When I was using the code of ocpmodels.dataset.lmdb_dataset_creation.ipynb, I found that the example you gave was to use the bulk built by yourself to carry out MD to obtain traj files, while vasp has a lot of intermediate structure, energy and force in relaxation calculation. Therefore, I want to convert my own data into lmdb data for training (IS2RE/IS2RS). But in this process, the lmdbdataset SinglePointLmdbDataset has been abandoned. So I wanted to convert it into the OC22lmdb-dataset dataset, but there was some problem here.

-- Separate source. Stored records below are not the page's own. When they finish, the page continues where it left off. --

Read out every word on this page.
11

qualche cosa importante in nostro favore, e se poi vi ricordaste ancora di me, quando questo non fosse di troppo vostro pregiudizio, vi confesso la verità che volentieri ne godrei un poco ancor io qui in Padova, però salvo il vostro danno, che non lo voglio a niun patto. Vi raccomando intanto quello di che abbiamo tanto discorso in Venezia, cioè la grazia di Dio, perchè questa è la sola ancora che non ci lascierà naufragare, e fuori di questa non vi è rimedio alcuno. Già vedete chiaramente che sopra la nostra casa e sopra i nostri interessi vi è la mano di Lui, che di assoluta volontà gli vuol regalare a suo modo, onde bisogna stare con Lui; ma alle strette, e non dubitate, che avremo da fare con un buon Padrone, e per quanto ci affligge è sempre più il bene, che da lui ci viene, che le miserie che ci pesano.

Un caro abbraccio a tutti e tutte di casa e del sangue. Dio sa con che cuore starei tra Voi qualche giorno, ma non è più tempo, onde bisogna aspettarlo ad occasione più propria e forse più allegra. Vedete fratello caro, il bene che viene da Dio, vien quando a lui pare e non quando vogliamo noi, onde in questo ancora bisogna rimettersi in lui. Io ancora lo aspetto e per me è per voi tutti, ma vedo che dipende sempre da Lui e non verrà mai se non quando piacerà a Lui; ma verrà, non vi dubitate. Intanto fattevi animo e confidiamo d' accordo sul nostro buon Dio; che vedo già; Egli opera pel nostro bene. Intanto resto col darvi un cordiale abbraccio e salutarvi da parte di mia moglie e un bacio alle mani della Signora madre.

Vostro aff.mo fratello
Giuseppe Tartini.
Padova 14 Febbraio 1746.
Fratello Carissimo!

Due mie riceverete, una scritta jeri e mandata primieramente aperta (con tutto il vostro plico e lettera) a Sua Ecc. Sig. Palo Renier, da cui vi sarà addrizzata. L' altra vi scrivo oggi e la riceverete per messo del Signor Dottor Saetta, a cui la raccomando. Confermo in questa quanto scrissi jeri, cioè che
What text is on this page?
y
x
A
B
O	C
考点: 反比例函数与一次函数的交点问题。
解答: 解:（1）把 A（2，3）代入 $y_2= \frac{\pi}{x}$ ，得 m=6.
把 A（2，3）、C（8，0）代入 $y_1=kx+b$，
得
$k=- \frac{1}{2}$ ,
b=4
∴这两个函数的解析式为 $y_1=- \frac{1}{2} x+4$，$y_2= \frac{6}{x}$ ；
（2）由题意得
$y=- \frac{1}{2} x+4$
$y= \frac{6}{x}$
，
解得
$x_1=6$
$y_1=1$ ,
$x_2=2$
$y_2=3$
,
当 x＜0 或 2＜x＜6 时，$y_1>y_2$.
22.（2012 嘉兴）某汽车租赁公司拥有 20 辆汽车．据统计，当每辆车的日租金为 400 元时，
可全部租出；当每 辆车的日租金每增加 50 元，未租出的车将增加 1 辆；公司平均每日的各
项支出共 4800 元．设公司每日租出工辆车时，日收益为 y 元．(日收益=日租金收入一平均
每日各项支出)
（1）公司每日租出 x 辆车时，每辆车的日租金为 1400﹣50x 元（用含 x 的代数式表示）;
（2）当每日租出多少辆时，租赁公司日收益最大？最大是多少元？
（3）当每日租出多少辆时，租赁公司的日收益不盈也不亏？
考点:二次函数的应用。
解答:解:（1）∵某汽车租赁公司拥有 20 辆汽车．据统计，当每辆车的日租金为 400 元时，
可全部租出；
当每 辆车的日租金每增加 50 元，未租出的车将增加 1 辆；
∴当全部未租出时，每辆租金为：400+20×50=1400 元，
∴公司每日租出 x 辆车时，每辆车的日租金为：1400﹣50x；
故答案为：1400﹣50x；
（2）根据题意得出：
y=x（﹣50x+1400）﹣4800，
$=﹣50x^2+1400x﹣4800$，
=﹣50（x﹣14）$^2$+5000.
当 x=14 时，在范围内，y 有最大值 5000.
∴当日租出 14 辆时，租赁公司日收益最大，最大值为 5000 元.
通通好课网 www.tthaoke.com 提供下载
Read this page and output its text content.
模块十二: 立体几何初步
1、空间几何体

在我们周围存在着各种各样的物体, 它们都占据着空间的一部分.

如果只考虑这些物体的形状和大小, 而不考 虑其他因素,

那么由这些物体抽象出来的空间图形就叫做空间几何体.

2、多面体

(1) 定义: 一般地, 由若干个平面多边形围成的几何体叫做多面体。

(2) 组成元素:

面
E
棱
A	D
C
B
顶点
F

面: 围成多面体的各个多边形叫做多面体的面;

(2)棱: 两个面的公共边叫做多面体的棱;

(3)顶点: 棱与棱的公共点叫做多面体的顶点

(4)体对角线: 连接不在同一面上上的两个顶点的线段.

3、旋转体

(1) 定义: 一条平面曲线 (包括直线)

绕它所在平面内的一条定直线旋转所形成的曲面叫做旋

I converted the generated lmdb file into the OC22LmdbDataset class, which had no training content.
My code is :
from ocpmodels.preprocessing import AtomsToGraphs
#from ocpmodels.datasets import SinglePointLmdbDataset
from ocpmodels.datasets.oc22_lmdb_dataset import OC22LmdbDataset
from ase.io import read
import lmdb
import pickle
import torch
ase_data = read(str("D:\data\ldh\\try\\train\O\\0\OUTCAR"), index=':', format="vasp-out")
print(len(ase_data))
a2g = AtomsToGraphs(
max_neigh=200,
radius=6,
r_energy=True, # False for test data
r_forces=True, # False for test data
r_distances=False,
r_fixed=True,
)
db = lmdb.open(
"D:\data\ldh\lmdbdata\\train\CrMnFeCu.lmdb",
subdir=False,
meminit=False,
map_async=True,
)
def read_trajectory_extract_features(a2g, traj_path):
traj = read(traj_path, index=":", format="vasp-out")
tags = traj[0].get_tags()
images = [traj[0], traj[-1]]
data_objects = a2g.convert_all(images, disable_tqdm=True)
data_objects[0].tags = torch.LongTensor(tags)
data_objects[1].tags = torch.LongTensor(tags)
return data_objects
dir_path = ['D:\data\ldh\\try\\train\O\\0\OUTCAR']
idx = 0
for system in dir_path:
# Extract Data object
data_objects = read_trajectory_extract_features(a2g, system)
initial_struc = data_objects[0]
relaxed_struc = data_objects[1]
initial_struc.y_init = initial_struc.y # subtract off reference energy, if applicable
del initial_struc.y
initial_struc.y_relaxed = relaxed_struc.y # subtract off reference energy, if applicable
initial_struc.pos_relaxed = relaxed_struc.pos
# Filter data if necessary
# OCP filters adsorption energies > |10| eV
initial_struc.sid = idx # arbitrary unique identifier
# no neighbor edge case check
if initial_struc.edge_index.shape[1] == 0:
print("no neighbors", system)
continue
# Write to LMDB
txn = db.begin(write=True)
txn.put(f"{idx}".encode("ascii"), pickle.dumps(initial_struc, protocol=-1))
txn.commit()
db.sync()
idx += 1
db.close()
dir = 'D:\data\ldh\lmdbdata\\train\CrMnFeCu.lmdb'
config = {
'src': dir,
'data2train': 'data2train',
}
dataset = OC22LmdbDataset(config)
print(dataset)
# <ocpmodels.datasets.oc22_lmdb_dataset.OC22LmdbDataset object at 0x00000254F06919A0>
print(len(dataset))
# 1
dataset = OC22LmdbDataset(config), I got the dataset but it can’t run in the EquiformerV2 model.